23 diciembre 2017

Jijona, Alicante

Cuando llegaba esta época del año, sin que nadie se atreviera a pronunciar la palabra Navidad, había una conversación recurrente.  Vivíamos en la estación de ferrocarril del Paradero de Camarones, un pueblecito mínimo extraviado en el mar de cañaverales que tuvo Cuba en su centro.
Hablo de la segunda mitad de la década del 70 del siglo pasado.

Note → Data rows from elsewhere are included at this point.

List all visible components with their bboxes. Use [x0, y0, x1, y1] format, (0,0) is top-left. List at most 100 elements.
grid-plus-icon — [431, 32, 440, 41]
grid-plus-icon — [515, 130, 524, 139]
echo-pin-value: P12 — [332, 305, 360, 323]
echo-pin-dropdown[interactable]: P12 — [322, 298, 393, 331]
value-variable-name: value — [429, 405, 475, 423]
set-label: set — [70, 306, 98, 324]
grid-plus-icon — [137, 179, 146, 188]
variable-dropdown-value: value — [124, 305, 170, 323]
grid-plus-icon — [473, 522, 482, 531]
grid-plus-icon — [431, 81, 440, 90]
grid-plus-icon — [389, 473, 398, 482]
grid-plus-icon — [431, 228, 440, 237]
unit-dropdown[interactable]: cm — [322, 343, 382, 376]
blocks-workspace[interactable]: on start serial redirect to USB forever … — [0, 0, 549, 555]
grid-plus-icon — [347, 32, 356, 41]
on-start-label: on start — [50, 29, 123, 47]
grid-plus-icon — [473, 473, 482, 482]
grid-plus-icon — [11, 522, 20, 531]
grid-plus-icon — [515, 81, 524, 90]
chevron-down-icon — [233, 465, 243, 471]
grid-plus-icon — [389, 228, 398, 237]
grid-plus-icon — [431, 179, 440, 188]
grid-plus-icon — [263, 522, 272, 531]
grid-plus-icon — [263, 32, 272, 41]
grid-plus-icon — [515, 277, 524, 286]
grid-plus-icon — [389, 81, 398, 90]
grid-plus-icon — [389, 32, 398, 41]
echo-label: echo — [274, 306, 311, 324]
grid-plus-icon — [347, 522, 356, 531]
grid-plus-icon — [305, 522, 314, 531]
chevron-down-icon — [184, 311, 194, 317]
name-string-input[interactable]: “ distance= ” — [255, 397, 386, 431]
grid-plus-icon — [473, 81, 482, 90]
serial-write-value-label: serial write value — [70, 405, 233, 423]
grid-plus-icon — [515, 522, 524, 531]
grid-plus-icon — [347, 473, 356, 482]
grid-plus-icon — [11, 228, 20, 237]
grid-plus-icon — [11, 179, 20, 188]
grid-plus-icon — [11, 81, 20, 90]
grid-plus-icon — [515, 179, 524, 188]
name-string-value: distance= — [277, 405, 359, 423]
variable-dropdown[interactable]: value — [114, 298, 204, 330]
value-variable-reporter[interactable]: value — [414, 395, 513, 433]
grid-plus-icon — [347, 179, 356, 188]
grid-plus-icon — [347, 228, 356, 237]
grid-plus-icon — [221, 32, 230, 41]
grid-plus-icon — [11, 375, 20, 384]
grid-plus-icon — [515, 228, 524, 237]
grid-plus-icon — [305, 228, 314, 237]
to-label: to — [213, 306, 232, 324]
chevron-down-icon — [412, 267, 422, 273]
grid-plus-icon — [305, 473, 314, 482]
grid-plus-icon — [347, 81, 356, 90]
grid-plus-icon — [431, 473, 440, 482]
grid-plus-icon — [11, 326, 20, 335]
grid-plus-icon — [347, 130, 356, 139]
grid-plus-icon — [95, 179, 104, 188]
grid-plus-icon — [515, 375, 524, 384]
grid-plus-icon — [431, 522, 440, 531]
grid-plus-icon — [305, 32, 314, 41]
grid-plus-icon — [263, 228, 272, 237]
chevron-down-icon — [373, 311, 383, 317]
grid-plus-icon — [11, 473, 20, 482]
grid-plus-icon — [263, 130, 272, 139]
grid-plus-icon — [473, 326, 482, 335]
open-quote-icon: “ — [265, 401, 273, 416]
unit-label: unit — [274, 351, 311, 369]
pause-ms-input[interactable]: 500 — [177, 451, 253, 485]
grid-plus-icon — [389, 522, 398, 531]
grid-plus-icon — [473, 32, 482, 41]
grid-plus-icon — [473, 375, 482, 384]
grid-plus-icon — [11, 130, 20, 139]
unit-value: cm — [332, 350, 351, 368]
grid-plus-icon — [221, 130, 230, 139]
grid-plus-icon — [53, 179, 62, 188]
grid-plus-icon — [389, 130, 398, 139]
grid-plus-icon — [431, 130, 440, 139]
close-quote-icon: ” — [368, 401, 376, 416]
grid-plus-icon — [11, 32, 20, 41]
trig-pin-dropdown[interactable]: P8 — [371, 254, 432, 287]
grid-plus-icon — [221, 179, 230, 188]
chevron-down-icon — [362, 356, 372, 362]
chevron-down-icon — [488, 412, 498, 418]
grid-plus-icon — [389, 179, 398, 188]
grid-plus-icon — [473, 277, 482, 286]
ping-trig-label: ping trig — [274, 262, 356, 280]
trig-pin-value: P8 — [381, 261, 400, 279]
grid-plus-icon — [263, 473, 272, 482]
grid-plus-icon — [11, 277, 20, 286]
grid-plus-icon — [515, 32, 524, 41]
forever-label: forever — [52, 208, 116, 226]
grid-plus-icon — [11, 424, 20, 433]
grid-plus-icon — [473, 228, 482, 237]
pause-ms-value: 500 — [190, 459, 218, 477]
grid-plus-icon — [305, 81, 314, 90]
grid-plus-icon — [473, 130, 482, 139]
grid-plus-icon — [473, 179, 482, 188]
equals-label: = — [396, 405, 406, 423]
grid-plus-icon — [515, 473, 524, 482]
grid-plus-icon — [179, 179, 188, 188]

Cinco años antes, durante la Zafra de los 10 Millones, la revolución había prohibido los arbolitos, los nacimientos y cualquier manifestación que recordara una de las celebraciones más importantes de la familia cubana.
—Viejo —decía mi abuela Atlántida—, por esta época llegaban los turrones a la tienda de Chema.
—Y los pastelitos de gloria —respondía mi abuelo Aurelio.
—¡Y las yemas tostadas! —replicaba mi abuela.
Yo, que siempre me sentaba entre ellos dos a ver la televisión, trataba de imaginarme aquellos sabores del “tiempo de antes”.
—Jijona, Alicante—repetía después, tratando de descifrar el gusto que tenían aquellas palabras.
Diana nació en la misma Cuba que yo, pero se fue de niña y esos sabores no son para ella una nostalgia sino una tradición. Por eso, cada vez que llega la Navidad, ella recuerda mientras yo trato de seguir adivinando, reconociendo...
Mis abuelos murieron sin volver a probar ninguno de los dulces que tanto añoraban. La estación de ferrocarril del Paradero de Camarones está en peligro de derrumbe. Por eso me resulta tan paradójico que los dulces del “tiempo de antes” ahora sean para mí el presente.